The taxi driver would not only cart me and my bags of groceries home, he would bring the bags into the kitchen and place them on the yellow Formica counter. I assume he too was sending the bill to my father because I can’t recall ever having money on me. Once the groceries were put away and my homework was done, my father would arrive home from work and ask me to choose my restaurant choice for the evening meal. A tough decision because I had knowledge that those Swanson TV dinners were fresh for the re-heating. Ultimately, though, I would make my decision, and we would head out for our evening meal where once again jokes and laughter were shared, conversation of our days spent at school and work was parceled out. Our extended family on that particular evening might include a waitress or the short-order cook, or the couple at the next table.
As I got ready for bed, I would make certain I had money to buy lunch at the school cafeteria the next day before heading to our kitchen to prepare further. There I would grab the toaster, two Toast’em Pop Ups, and a glass filled with milk. Taking this assemblage to my bedroom, I placed the toaster on the floor under my desk and plugged it in next to the crescent-moon-shaped nightlight. The Pop Ups stood sentry—one in each toaster slot–so that all I had to do in the morning was depress the lever. The milk would be deliciously tepid having spent the night in its glass.

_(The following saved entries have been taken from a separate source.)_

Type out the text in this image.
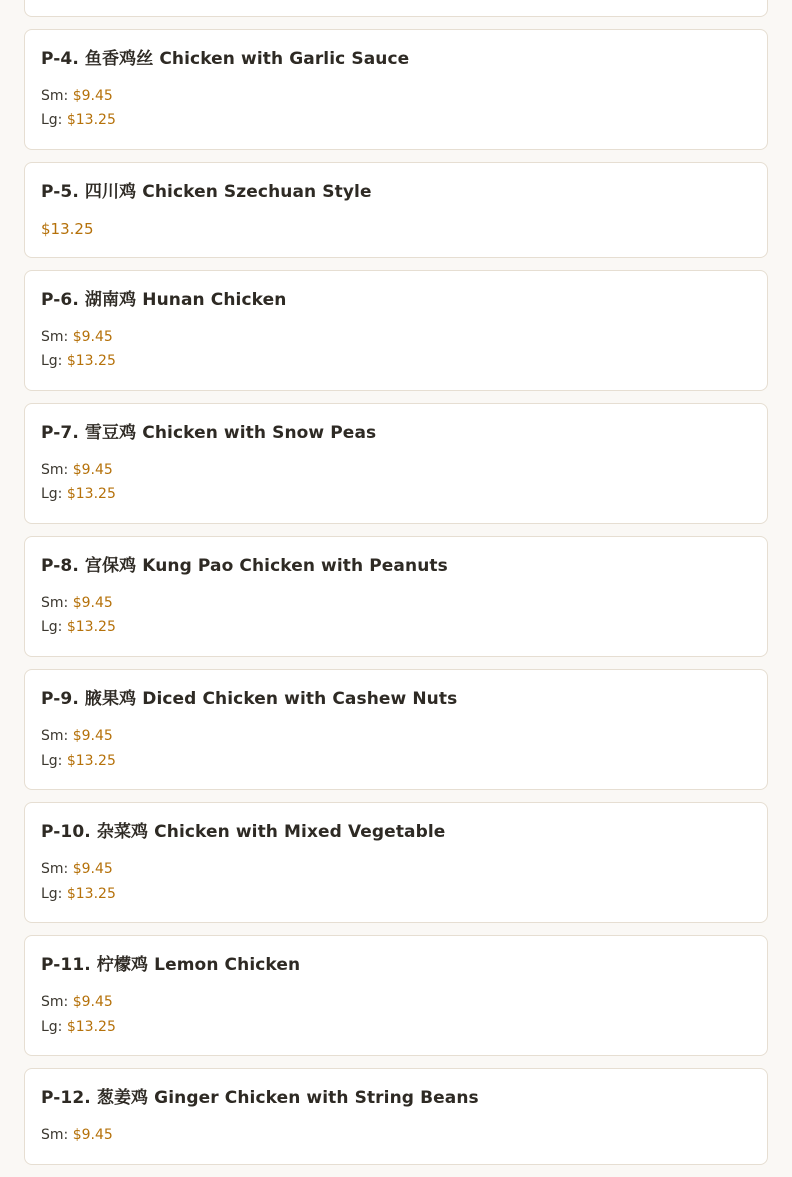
P-4. 鱼香鸡丝 Chicken with Garlic Sauce
Sm: $9.45
Lg: $13.25
P-5. 四川鸡 Chicken Szechuan Style
$13.25
P-6. 湖南鸡 Hunan Chicken
Sm: $9.45
Lg: $13.25
P-7. 雪豆鸡 Chicken with Snow Peas
Sm: $9.45
Lg: $13.25
P-8. 宫保鸡 Kung Pao Chicken with Peanuts
Sm: $9.45
Lg: $13.25
P-9. 腋果鸡 Diced Chicken with Cashew Nuts
Sm: $9.45
Lg: $13.25
P-10. 杂菜鸡 Chicken with Mixed Vegetable
Sm: $9.45
Lg: $13.25
P-11. 柠檬鸡 Lemon Chicken
Sm: $9.45
Lg: $13.25
P-12. 葱姜鸡 Ginger Chicken with String Beans
Sm: $9.45
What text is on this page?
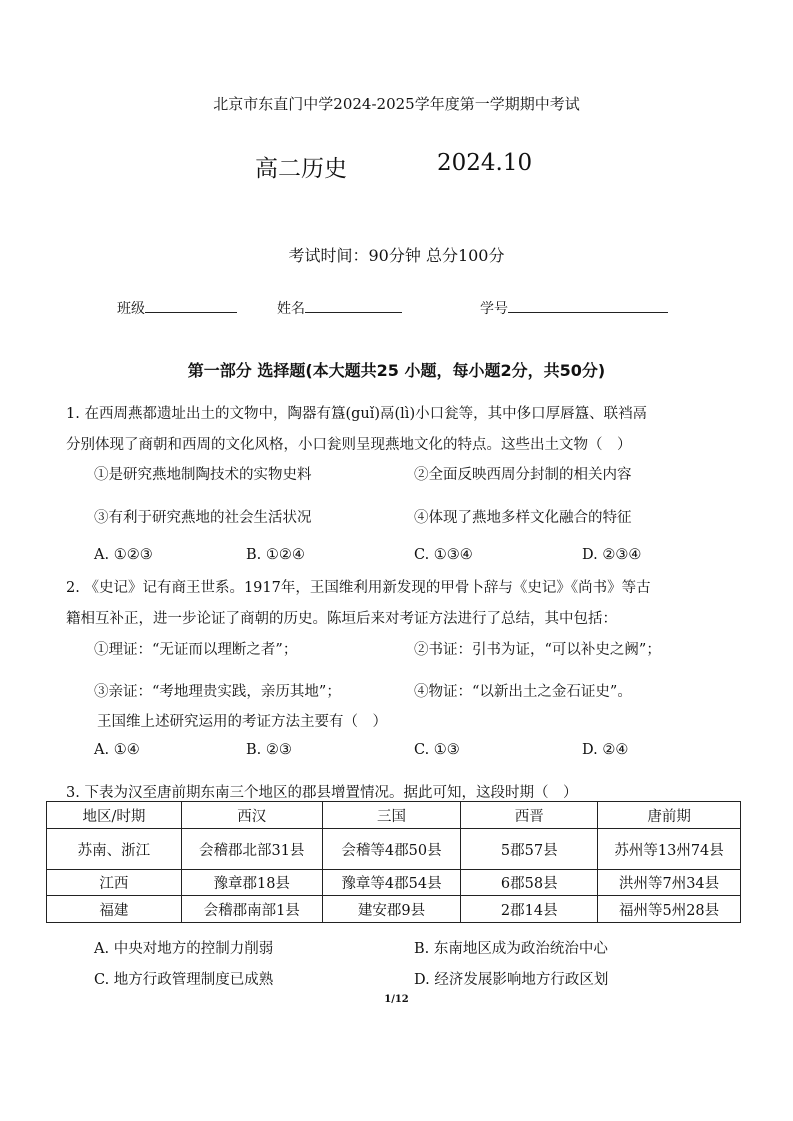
北京市东直门中学2024-2025学年度第一学期期中考试
高二历史	2024.10
考试时间：90分钟 总分100分
班级	姓名	学号
第一部分 选择题(本大题共25 小题，每小题2分，共50分)
1. 在西周燕都遗址出土的文物中，陶器有簋(guǐ)鬲(lì)小口瓮等，其中侈口厚唇簋、联裆鬲
分别体现了商朝和西周的文化风格，小口瓮则呈现燕地文化的特点。这些出土文物（　）
①是研究燕地制陶技术的实物史料	②全面反映西周分封制的相关内容
③有利于研究燕地的社会生活状况	④体现了燕地多样文化融合的特征
A. ①②③	B. ①②④	C. ①③④	D. ②③④
2. 《史记》记有商王世系。1917年，王国维利用新发现的甲骨卜辞与《史记》《尚书》等古
籍相互补正，进一步论证了商朝的历史。陈垣后来对考证方法进行了总结，其中包括：
①理证：“无证而以理断之者”；	②书证：引书为证，“可以补史之阙”；
③亲证：“考地理贵实践，亲历其地”；	④物证：“以新出土之金石证史”。
王国维上述研究运用的考证方法主要有（　）
A. ①④	B. ②③	C. ①③	D. ②④
3. 下表为汉至唐前期东南三个地区的郡县增置情况。据此可知，这段时期（　）
地区/时期	西汉	三国	西晋	唐前期
苏南、浙江	会稽郡北部31县	会稽等4郡50县	5郡57县	苏州等13州74县
江西	豫章郡18县	豫章等4郡54县	6郡58县	洪州等7州34县
福建	会稽郡南部1县	建安郡9县	2郡14县	福州等5州28县
A. 中央对地方的控制力削弱	B. 东南地区成为政治统治中心
C. 地方行政管理制度已成熟	D. 经济发展影响地方行政区划
1/12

A few weeks ago, I was in a hip, exposed-brick and Edison-bulb-lit bakery that sits next door to a Yoga studio in Brooklyn. The bakery’s flour is organic and whole grain, the fruit for the pastries is locally sourced, and the sugar—who knows—but probably not refined. Atop the tiled counter on a milk-glass white platter under a glass dome sat house-made replicas of my teenaged breakfast. The calligraphed-label read, Pop Tarts. I ordered two but couldn’t finish them. They were made that morning with fresh ingredients and topped with a mere drizzle of icing; not cloying in that familiar, satisfying-to-me way and definitely not toasted. I ordered a glass of milk, and the server asked if I wanted soy or almond because they did not serve dairy. The small portion of the reverse-faux pastry I did consume was a faint reminder of mornings in my bedroom, but it made me sad in a way I never was in high school.
Back then, I was wearing my flannel pajamas, firing up that chrome toaster, and washing down my week-day breakfast with a glass of luke-warm milk…all parts of a ritual that sustained me. And, there was plenty of nourishment in that.